/ 13 October 2017

Ghosts of the night watch

(Reuters)
(Reuters)

THE FIFTH COLUMN

In Amsterdam recently, I got a bit lost somewhere between the Nieuwe Nieuwstraat and the Oude Nieuwstraat.

I say “somewhere”, though there’s not a lot of somewhere between what we might call, in English, the New New Street and the Old New Street — that somewhere-between, however, appears to be some kind of temporal vortex, and I was whooshed back in time to another era.

Admittedly I had just emerged from a dagga bar (officially known as a “coffee shop” in Amsterdam, which is confusing for people who really want some coffee, and coffee only) called Amnesia.

It sounds much nicer when said in Dutch, though it doesn’t change its spelling: Am-ney-zia.

Anyway, I’d just stepped off the Singel, a posh canal-side street in the inner part of Amsterdam; I’d just walked past the house old Rembrandt van Rijn used to visit regularly when he was painting his great work The Night Watch in the 1640s. So perhaps I shouldn’t have been startled to see the old artist himself waddling along the Singel to that particular house, where the captain of the night watch lived.

He got Rembrandt to visit him personally to work on his portrait, which would be part of the painting along with those of all the watchmen, but the captain wanted to make sure he looked particularly good.

Just as well, really, or those tourists and schoolchildren being shepherded through the Rijksmuseum in queues might have been disappointed. “He doesn’t look like a captain,” they might say. “His face lacks dignity.” Or: “I’m sure there’s something wrong with that moustache.” Or simply: “Is he a ginge?”

Actually, Captain Frans Banning Cocq, as it is spelled nowadays, had every right to special treatment. He and his watchmen, 18 people in all, had each contributed 100 guilders to the famous painter’s fee. (The drummer was a free extra.)

The 18 names, placed in a heraldic device, were added to the work in 1715, when it was moved from the night watch’s HQ and placed in the town hall.

Unfortunately, it also had to have all four sides cut down so it could fit between the hall’s inner pillars. It lost two people and some architectural details.

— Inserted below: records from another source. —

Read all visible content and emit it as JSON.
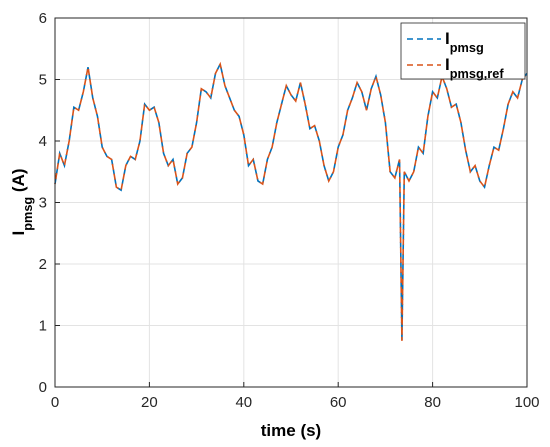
{
  "chart_data": {
    "type": "line",
    "x_label": "time (s)",
    "y_label": "I_pmsg (A)",
    "x": [
      0,
      1,
      2,
      3,
      4,
      5,
      6,
      7,
      8,
      9,
      10,
      11,
      12,
      13,
      14,
      15,
      16,
      17,
      18,
      19,
      20,
      21,
      22,
      23,
      24,
      25,
      26,
      27,
      28,
      29,
      30,
      31,
      32,
      33,
      34,
      35,
      36,
      37,
      38,
      39,
      40,
      41,
      42,
      43,
      44,
      45,
      46,
      47,
      48,
      49,
      50,
      51,
      52,
      53,
      54,
      55,
      56,
      57,
      58,
      59,
      60,
      61,
      62,
      63,
      64,
      65,
      66,
      67,
      68,
      69,
      70,
      71,
      72,
      73,
      73.5,
      74,
      75,
      76,
      77,
      78,
      79,
      80,
      81,
      82,
      83,
      84,
      85,
      86,
      87,
      88,
      89,
      90,
      91,
      92,
      93,
      94,
      95,
      96,
      97,
      98,
      99,
      100
    ],
    "series": [
      {
        "name": "I_pmsg",
        "color": "#0072bd",
        "values": [
          3.3,
          3.8,
          3.6,
          4.0,
          4.55,
          4.5,
          4.8,
          5.2,
          4.7,
          4.4,
          3.9,
          3.75,
          3.7,
          3.25,
          3.2,
          3.6,
          3.75,
          3.7,
          4.0,
          4.6,
          4.5,
          4.55,
          4.3,
          3.8,
          3.6,
          3.7,
          3.3,
          3.4,
          3.8,
          3.9,
          4.3,
          4.85,
          4.8,
          4.7,
          5.1,
          5.25,
          4.9,
          4.7,
          4.5,
          4.4,
          4.1,
          3.6,
          3.7,
          3.35,
          3.3,
          3.7,
          3.9,
          4.3,
          4.6,
          4.9,
          4.75,
          4.65,
          4.95,
          4.6,
          4.2,
          4.25,
          4.0,
          3.6,
          3.35,
          3.5,
          3.9,
          4.1,
          4.5,
          4.7,
          4.95,
          4.8,
          4.5,
          4.85,
          5.05,
          4.75,
          4.3,
          3.5,
          3.4,
          3.7,
          0.75,
          3.5,
          3.35,
          3.5,
          3.9,
          3.8,
          4.4,
          4.8,
          4.7,
          5.05,
          4.85,
          4.55,
          4.6,
          4.3,
          3.85,
          3.5,
          3.6,
          3.35,
          3.25,
          3.6,
          3.9,
          3.85,
          4.2,
          4.6,
          4.8,
          4.7,
          5.0,
          5.1
        ]
      },
      {
        "name": "I_pmsg,ref",
        "color": "#d95319",
        "values": [
          3.3,
          3.8,
          3.6,
          4.0,
          4.55,
          4.5,
          4.8,
          5.2,
          4.7,
          4.4,
          3.9,
          3.75,
          3.7,
          3.25,
          3.2,
          3.6,
          3.75,
          3.7,
          4.0,
          4.6,
          4.5,
          4.55,
          4.3,
          3.8,
          3.6,
          3.7,
          3.3,
          3.4,
          3.8,
          3.9,
          4.3,
          4.85,
          4.8,
          4.7,
          5.1,
          5.25,
          4.9,
          4.7,
          4.5,
          4.4,
          4.1,
          3.6,
          3.7,
          3.35,
          3.3,
          3.7,
          3.9,
          4.3,
          4.6,
          4.9,
          4.75,
          4.65,
          4.95,
          4.6,
          4.2,
          4.25,
          4.0,
          3.6,
          3.35,
          3.5,
          3.9,
          4.1,
          4.5,
          4.7,
          4.95,
          4.8,
          4.5,
          4.85,
          5.05,
          4.75,
          4.3,
          3.5,
          3.4,
          3.7,
          0.75,
          3.5,
          3.35,
          3.5,
          3.9,
          3.8,
          4.4,
          4.8,
          4.7,
          5.05,
          4.85,
          4.55,
          4.6,
          4.3,
          3.85,
          3.5,
          3.6,
          3.35,
          3.25,
          3.6,
          3.9,
          3.85,
          4.2,
          4.6,
          4.8,
          4.7,
          5.0,
          5.1
        ]
      }
    ],
    "xlim": [
      0,
      100
    ],
    "xticks": [
      0,
      20,
      40,
      60,
      80,
      100
    ],
    "ylim": [
      0,
      6
    ],
    "yticks": [
      0,
      1,
      2,
      3,
      4,
      5,
      6
    ],
    "grid": true,
    "legend": "upper right"
  }
}
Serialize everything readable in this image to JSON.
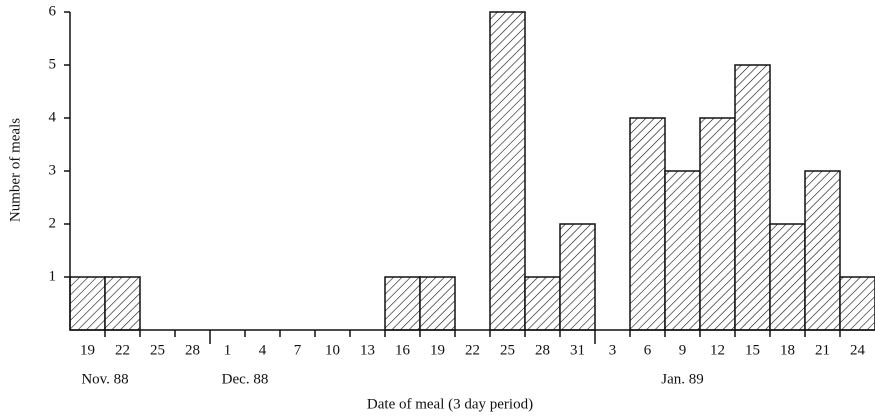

The work’s official title is Militia Company of District II under the Command of Captain Frans Banninck Cocq. Luckily the work got a nickname, The Night Watch, though that was partly encouraged by the misperception that it was a nocturnal scene. Its gloomy cast was relieved somewhat in the 1940s when it was restored and three centuries’ worth of aged varnish was removed.

Most puzzlingly, there’s a woman in the middle of the painting — a “mascot”, says Wikipedia demeaningly. She’s said to be holding emblems of the night watch, including its official goblet and a dead chicken — which, we’re told, symbolises a defeated adversary. Or it may just be dinner.